In more ways than one, the globalist network of liberal media often has tried to claim Pope Francis for their own. Yet this interpretation of the Pope’s approach to international politics and the intersection of politics and religion, based on his engagement with the subject of Europe, differs significantly from the usual interpretation that can be deciphered from the selective reports of the mainstream media.

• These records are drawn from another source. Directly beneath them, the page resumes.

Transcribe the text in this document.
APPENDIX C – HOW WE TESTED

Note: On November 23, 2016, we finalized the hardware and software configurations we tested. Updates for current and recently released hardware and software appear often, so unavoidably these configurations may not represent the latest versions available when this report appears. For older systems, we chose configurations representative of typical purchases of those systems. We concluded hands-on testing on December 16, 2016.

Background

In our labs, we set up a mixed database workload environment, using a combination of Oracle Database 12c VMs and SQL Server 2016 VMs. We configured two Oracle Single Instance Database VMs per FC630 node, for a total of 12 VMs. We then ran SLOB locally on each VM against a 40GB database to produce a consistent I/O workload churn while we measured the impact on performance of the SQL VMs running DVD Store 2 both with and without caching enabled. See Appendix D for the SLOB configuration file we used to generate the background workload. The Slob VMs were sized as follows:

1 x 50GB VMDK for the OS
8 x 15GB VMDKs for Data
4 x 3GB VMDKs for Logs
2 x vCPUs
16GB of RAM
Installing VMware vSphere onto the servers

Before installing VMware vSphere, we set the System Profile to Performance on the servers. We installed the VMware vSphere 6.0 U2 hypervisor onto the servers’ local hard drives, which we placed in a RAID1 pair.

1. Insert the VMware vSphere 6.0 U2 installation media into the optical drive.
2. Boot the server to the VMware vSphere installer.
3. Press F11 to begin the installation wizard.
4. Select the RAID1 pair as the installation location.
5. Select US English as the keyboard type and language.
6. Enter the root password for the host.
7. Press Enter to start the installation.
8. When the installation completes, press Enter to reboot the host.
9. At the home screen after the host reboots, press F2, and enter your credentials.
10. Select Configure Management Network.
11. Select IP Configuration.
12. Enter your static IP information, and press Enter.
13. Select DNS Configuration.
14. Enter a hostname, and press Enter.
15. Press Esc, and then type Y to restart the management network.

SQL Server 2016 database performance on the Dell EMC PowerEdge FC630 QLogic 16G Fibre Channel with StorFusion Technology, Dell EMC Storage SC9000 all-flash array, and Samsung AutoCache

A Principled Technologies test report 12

Pope Francis’ comments on the anachronistic and watered-down secularism of the modern EU suggest that the globalization of liberal ideology is little more than a form of ‘ideological colonisation’ that neither respects the cultural particularity of individual nations nor protects the openness of the public sphere to the worship of God—and that this is a problem. In this way, Pope Francis is hardly an old-fashioned liberal.